THE STATE OF SOUTH CAROLINA
In The Court of Appeals


Auto-Owners Insurance Company, Appellant,

v.

Joseph Gordon Long, Bruce A. Carter, Administrator of the Estate of Martha Jean Carter, and GMAC, Defendants,

Of whom Bruce A. Carter, Administrator of the Estate of Martha Jean Carter is the Respondent.


Appeal from Anderson County
Alexander S. Macaulay, Circuit Court Judge


Unpublished Opinion No.  2012-UP-005
Heard December 6, 2011 – Filed January 4, 2012


AFFIRMED


Dominic Allen Starr, of Myrtle Beach, for Appellant.

Joseph S. McCue, of Columbia, for Respondent.

PER CURIAM:  Auto-Owners Insurance Company appeals from the circuit court's determination that the use of a vehicle it insures was causally connected to a collision.  We affirm. 

Auto-Owners acknowledged that its insured's towed vehicle was "in use" when the collision occurred.  As a result, the only question before the circuit court was whether a causal connection existed between the vehicle's use and the collision that caused Martha Jean Carter's injuries and subsequent death. 

At the time of the collision, Joseph Long was driving a motor home, insured by GMAC, and the motor home was towing a Saturn automobile, insured by Auto-Owners.  The motor home, tow bar, and Saturn comprised a single vehicular unit that was over 50 feet long.  Mr. Long had entered the intersection and was attempting to make a left turn onto Northbound US 76 (a four-lane highway divided by a 28-foot median) when a collision occurred between Mr. Long's vehicular unit and Mrs. Carter's 1996 Chevrolet Suburban SUV. 

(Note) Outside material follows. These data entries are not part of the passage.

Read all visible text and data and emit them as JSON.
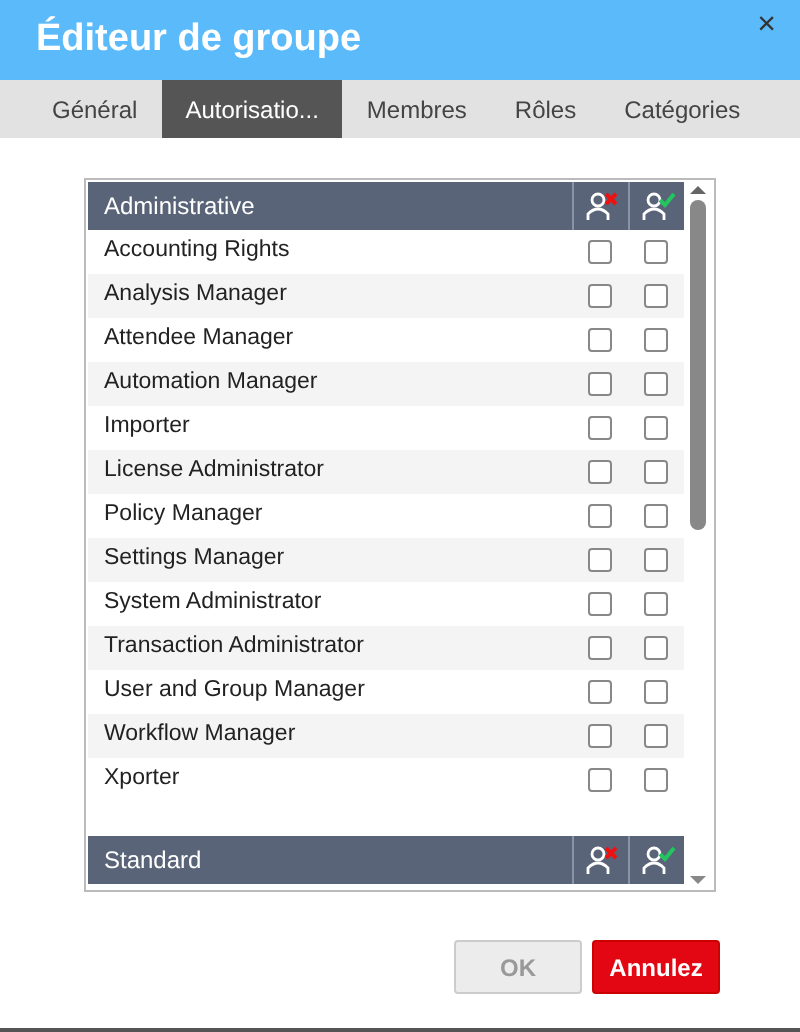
{
  "window": {
    "title": "Éditeur de groupe",
    "close": "×"
  },
  "tabs": [
    {
      "label": "Général",
      "selected": false
    },
    {
      "label": "Autorisatio...",
      "selected": true
    },
    {
      "label": "Membres",
      "selected": false
    },
    {
      "label": "Rôles",
      "selected": false
    },
    {
      "label": "Catégories",
      "selected": false
    }
  ],
  "sections": [
    {
      "title": "Administrative",
      "rows": [
        {
          "name": "Accounting Rights",
          "deny": false,
          "allow": false
        },
        {
          "name": "Analysis Manager",
          "deny": false,
          "allow": false
        },
        {
          "name": "Attendee Manager",
          "deny": false,
          "allow": false
        },
        {
          "name": "Automation Manager",
          "deny": false,
          "allow": false
        },
        {
          "name": "Importer",
          "deny": false,
          "allow": false
        },
        {
          "name": "License Administrator",
          "deny": false,
          "allow": false
        },
        {
          "name": "Policy Manager",
          "deny": false,
          "allow": false
        },
        {
          "name": "Settings Manager",
          "deny": false,
          "allow": false
        },
        {
          "name": "System Administrator",
          "deny": false,
          "allow": false
        },
        {
          "name": "Transaction Administrator",
          "deny": false,
          "allow": false
        },
        {
          "name": "User and Group Manager",
          "deny": false,
          "allow": false
        },
        {
          "name": "Workflow Manager",
          "deny": false,
          "allow": false
        },
        {
          "name": "Xporter",
          "deny": false,
          "allow": false
        }
      ]
    },
    {
      "title": "Standard"
    }
  ],
  "buttons": [
    {
      "label": "OK",
      "kind": "secondary",
      "disabled": true
    },
    {
      "label": "Annulez",
      "kind": "primary",
      "disabled": false
    }
  ]
}
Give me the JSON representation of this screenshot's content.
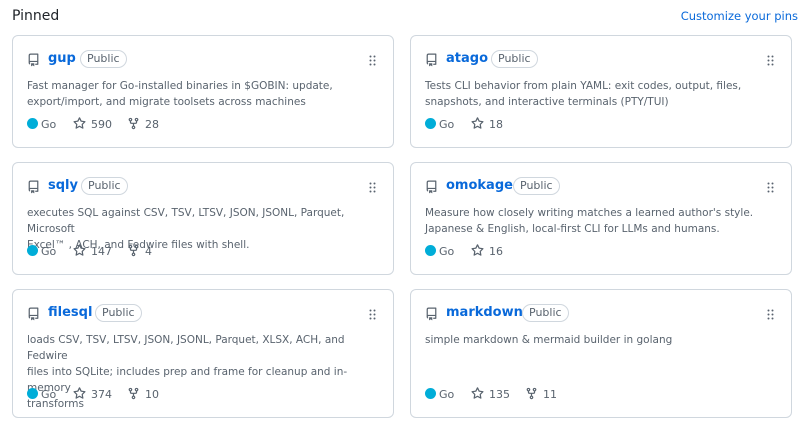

We agree with the circuit court's ruling that Mr. Long's use of the Saturn was causally connected to the accident because the Saturn and the attached tow bar added over 16 feet to the total length of the vehicular unit: when the vehicles collided, Mr. Long's vehicular unit was blocking the majority of Southbound US 76—the direction in which Mrs. Carter was traveling.  Mr. Long's vehicular unit was blocking over half the outside, 11-foot, Southbound lane; the entire inside, 11-foot, Southbound lane, in which Mrs. Carter was traveling; the entire inside, 10-foot, Southbound turning lane; and 23 feet of the 28-foot median separating Southbound and Northbound traffic.  As a witness testified: "At the time of the impact, the motor home and Saturn blocked so much of the roadway that M[r]s. Carter had nowhere to maneuver to avoid hitting the motor home."

Accordingly, we affirm pursuant to Rule 220(b)(1), SCACR, and the following authorities: Gordon v. Colonial Ins. Co. of Cal., 342 S.C. 152, 155, 536 S.E.2d 376, 378 (Ct. App. 2000) (stating the law of the state in which the insurance policy is issued controls the court's interpretation of that policy);[1] State Capital Ins. Co. v. Nationwide Mut. Ins. Co., 350 S.E.2d 66, 69 (1986) (emphasis added) ("[T]he test for determining whether an automobile liability policy provides coverage for an accident is not whether the automobile was a proximate cause of the accident.  Instead, the test is whether there is a causal connection between the use of the automobile and the accident.").

AFFIRMED.

SHORT, WILLIAMS, and GEATHERS, JJ., concur.


[1]  Here, because Long's Auto-Owners policy was issued in North Carolina, the parties stipulated that North Carolina law governs the court's interpretation and application of the Auto-Owners policy.